Before IS 8601 there were multiple other standards for dates and times. For example, IS 2711 which allowed formats like 5 Jan 2000 and dates using ordinals. 2711 was withdrawn as an ISO standard in 1988, superceded by 8601. However, other nations and bodies have continued to use many of the other ex-standard formats, because it is convenient to have time written according to local conventions. The difficulty, you see, with IS 8601 is that they managed to get a nice unambiguous format for dates by adopting a format that no-one non-technical used: year, month, day. (I won't be dealing with times in this blog.)

The second rub with IS 8601 is that it defines multiple formats. So as well as YYYY-MM-DD for years, such as 2000-01-01 you can also have the basic form 20000101. And the same date could also be represented as YYYY-DDD as 2000-001 with a basic form version of 2000001, where the DDD is an ordinal counting the number of days into the year. And it could be specified as a relative date too: you could specify it as a duration (from a base of, say, 1999-01-01) using the syntax PdddD where P means period and D means days: so P365D or even P12M where M is month. You can do the same with an explicit base and get the notations 19990101/P365D for example. The more exotic you get, the more chance that you have a need for what the standard calls "a mutual agreement" where the exchanging parties agree on what the notation means, because it could have several different meanings under the standard.

The third rub with IS 8601 is that it is based on the Gregorian calendar. This is unsurprising, in view of the dominance of the West and its ex-colonies in trade and standards adoption. However it imposes a conceptual, processing and formatting burden in places where other dates formats are used. It is not as uncommon as people think: I have lived in Taiwan and Japan, where non-Gregorian calendars are used for example. And obviously the Islamic calendar is in wide use.

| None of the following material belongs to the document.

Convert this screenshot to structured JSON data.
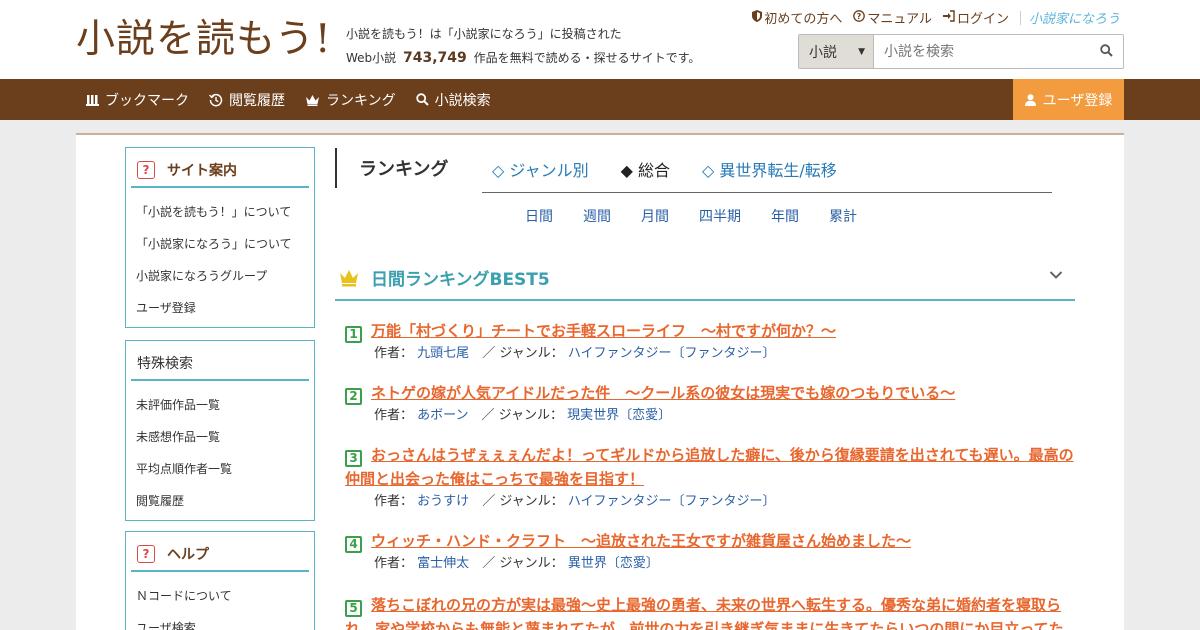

XML Schema Standards and Dates



XML Schemas (XSD) is a Technical Recommendation made by an industry consortium W3C, which allows direct participation by representatives of fee-paying members. XML Schemas supports a wide range of ISO 8601-ish date formats. For most formats, there is no difference, and there is even an explicit appendix ISO 8601 Date and Time Formats which gives clear information.

XSD provides many different datatypes for dates, times and durations. However, it does not allow all ISO8601 syntaxes, and it does alter others. For example, ISO 8601 allow a year 0000. This is not allowed under the AC/DC calendar system, where you go straight from 1BC to 1AD. XSD's date types disallow the year 0. Most importantly, the date notation used is the extended one with the minuses, so 2000-01-01 not 20000101. XSD allows you to "derive types" to restrict dates to certain values or ranges.

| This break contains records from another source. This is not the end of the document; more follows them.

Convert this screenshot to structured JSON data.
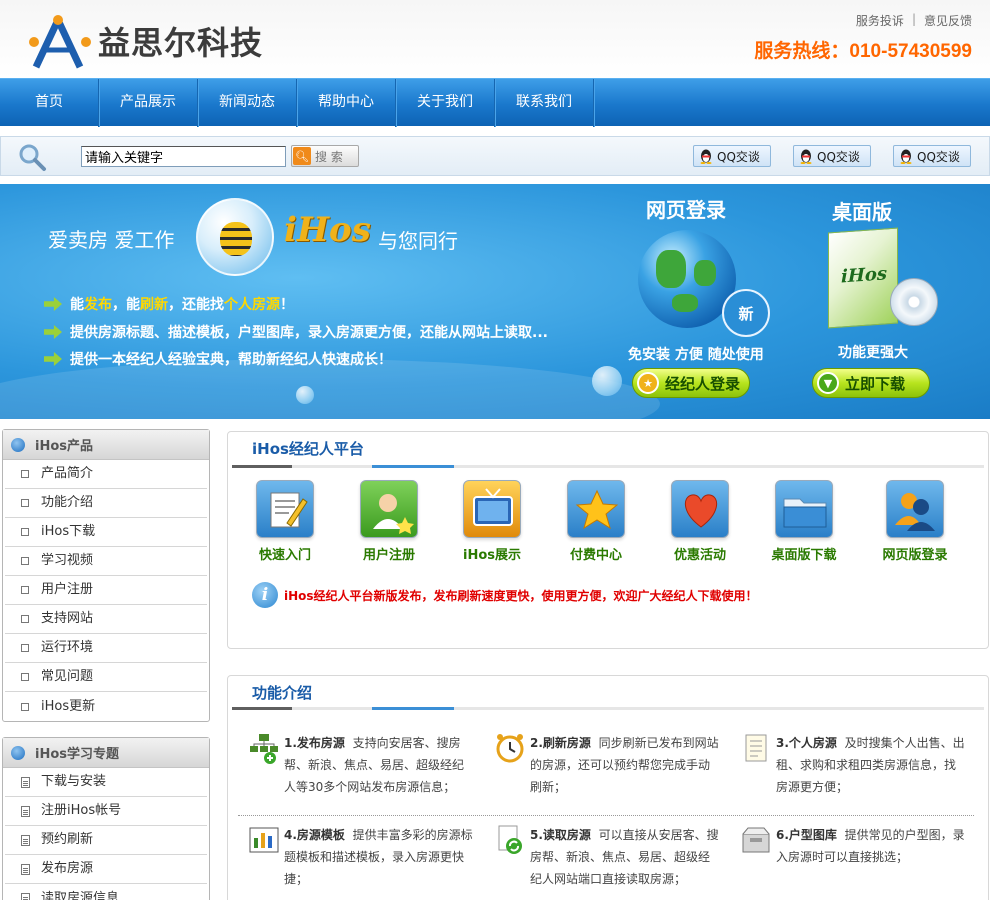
{
  "header": {
    "logo_text": "益思尔科技",
    "top_links": [
      "服务投诉",
      "意见反馈"
    ],
    "top_links_sep": "|",
    "hotline": "服务热线：010-57430599"
  },
  "nav": {
    "items": [
      "首页",
      "产品展示",
      "新闻动态",
      "帮助中心",
      "关于我们",
      "联系我们"
    ]
  },
  "search": {
    "value": "请输入关键字",
    "button_label": "搜 索",
    "qq_buttons": [
      "QQ交谈",
      "QQ交谈",
      "QQ交谈"
    ]
  },
  "banner": {
    "slogan_left": "爱卖房 爱工作",
    "brand": "iHos",
    "slogan_right": "与您同行",
    "feature_1": {
      "p1": "能",
      "h1": "发布",
      "p2": "，能",
      "h2": "刷新",
      "p3": "，还能找",
      "h3": "个人房源",
      "p4": "！"
    },
    "feature_2": "提供房源标题、描述模板，户型图库，录入房源更方便，还能从网站上读取...",
    "feature_3": "提供一本经纪人经验宝典，帮助新经纪人快速成长！",
    "web_title": "网页登录",
    "web_badge": "新",
    "web_sub": "免安装  方便  随处使用",
    "web_button": "经纪人登录",
    "desktop_title": "桌面版",
    "desktop_box_label": "iHos",
    "desktop_sub": "功能更强大",
    "desktop_button": "立即下载"
  },
  "sidebar": {
    "products": {
      "title": "iHos产品",
      "items": [
        "产品简介",
        "功能介绍",
        "iHos下载",
        "学习视频",
        "用户注册",
        "支持网站",
        "运行环境",
        "常见问题",
        "iHos更新"
      ]
    },
    "topics": {
      "title": "iHos学习专题",
      "items": [
        "下载与安装",
        "注册iHos帐号",
        "预约刷新",
        "发布房源",
        "读取房源信息"
      ]
    }
  },
  "platform": {
    "title": "iHos经纪人平台",
    "apps": [
      {
        "label": "快速入门",
        "icon": "notepad-pencil-icon",
        "color": "#3f9ad8"
      },
      {
        "label": "用户注册",
        "icon": "user-register-icon",
        "color": "#4cae2e"
      },
      {
        "label": "iHos展示",
        "icon": "tv-icon",
        "color": "#e59a12"
      },
      {
        "label": "付费中心",
        "icon": "star-icon",
        "color": "#3f9ad8"
      },
      {
        "label": "优惠活动",
        "icon": "heart-icon",
        "color": "#3f9ad8"
      },
      {
        "label": "桌面版下载",
        "icon": "folder-icon",
        "color": "#3f9ad8"
      },
      {
        "label": "网页版登录",
        "icon": "users-icon",
        "color": "#3f9ad8"
      }
    ],
    "notice": "iHos经纪人平台新版发布，发布刷新速度更快，使用更方便，欢迎广大经纪人下载使用！"
  },
  "features": {
    "title": "功能介绍",
    "items": [
      {
        "title": "1.发布房源",
        "desc": "支持向安居客、搜房帮、新浪、焦点、易居、超级经纪人等30多个网站发布房源信息；",
        "icon": "network-publish-icon"
      },
      {
        "title": "2.刷新房源",
        "desc": "同步刷新已发布到网站的房源，还可以预约帮您完成手动刷新；",
        "icon": "alarm-clock-icon"
      },
      {
        "title": "3.个人房源",
        "desc": "及时搜集个人出售、出租、求购和求租四类房源信息，找房源更方便；",
        "icon": "document-list-icon"
      },
      {
        "title": "4.房源模板",
        "desc": "提供丰富多彩的房源标题模板和描述模板，录入房源更快捷；",
        "icon": "chart-template-icon"
      },
      {
        "title": "5.读取房源",
        "desc": "可以直接从安居客、搜房帮、新浪、焦点、易居、超级经纪人网站端口直接读取房源；",
        "icon": "refresh-document-icon"
      },
      {
        "title": "6.户型图库",
        "desc": "提供常见的户型图，录入房源时可以直接挑选；",
        "icon": "floorplan-box-icon"
      }
    ]
  }
}
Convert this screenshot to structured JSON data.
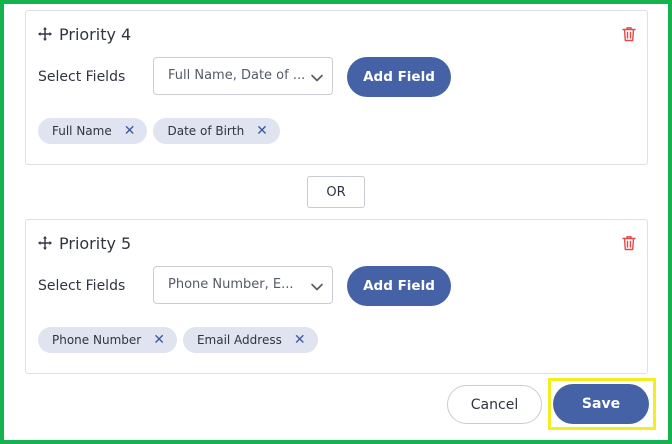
{
  "cards": [
    {
      "title": "Priority 4",
      "select_label": "Select Fields",
      "dropdown_value": "Full Name, Date of ...",
      "add_button": "Add Field",
      "chips": [
        "Full Name",
        "Date of Birth"
      ]
    },
    {
      "title": "Priority 5",
      "select_label": "Select Fields",
      "dropdown_value": "Phone Number, E...",
      "add_button": "Add Field",
      "chips": [
        "Phone Number",
        "Email Address"
      ]
    }
  ],
  "or_label": "OR",
  "footer": {
    "cancel_label": "Cancel",
    "save_label": "Save"
  },
  "colors": {
    "accent": "#4562a6",
    "chip_bg": "#dfe4f0",
    "delete": "#e04a4a",
    "frame": "#14b350",
    "highlight": "#f4ee1d"
  },
  "icons": {
    "drag": "move-icon",
    "delete": "trash-icon",
    "dropdown": "chevron-down-icon",
    "remove": "close-icon"
  }
}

When we were discussing date formats in the W3C XML Schemas Working Group, I tried to get localized date formats allowed: I think it is the same principle as IRIs: it is good if a human can author directly (or generate directly) in the form or notation that they use to think about the data. However, my brilliant idea was rejected by the XML Schema Working Group (with the MS representative taking quite a strong stand that neutral/standard formats should be used, not localized ones) probably because I did not have a proof of concept. Since then, Jenni Tennison's DTTL data typing language has come along, and is being adopted as part of the ISO DSDL multi-part standard. It is, I believe, exactly the right way to go: allow notations in the format that makes most sense to the stakeholders and application requirements, but provide a mapping to neutral/fixed-syntax formats.

In that sense, my personal belief is that ISO 8601 is a relic of a pre-markup and pre-schema mentality. That does not mean it is not valuable nor that it should not be maintained, nor indeed that it shouldn't be the first port of call when looking at date formats. But it pushes localization to be an application consideration whereas I think it is just as legitimate and feasible to make it a markup/parsing (i.e. schema) level issue. This is not only because localized formats (rigorously described with an appropriate declarative schema language) make it easier for humans to read and write, but also because where the consumers and generators of data are computers and humans are relatively unimportant in the pipeline or critical path, then data field notations localized (again, rigorously described) for optimal computer performance is entirely appropriate and smart.

Office Document Formats



ODF and Open XML both use ISO 8601 dates in the YYYY-MM-DD form throughout for all dates. (The ODF spec uses US date MM/DD/YYY formatting in palces in its text, but don't let that confuse you.)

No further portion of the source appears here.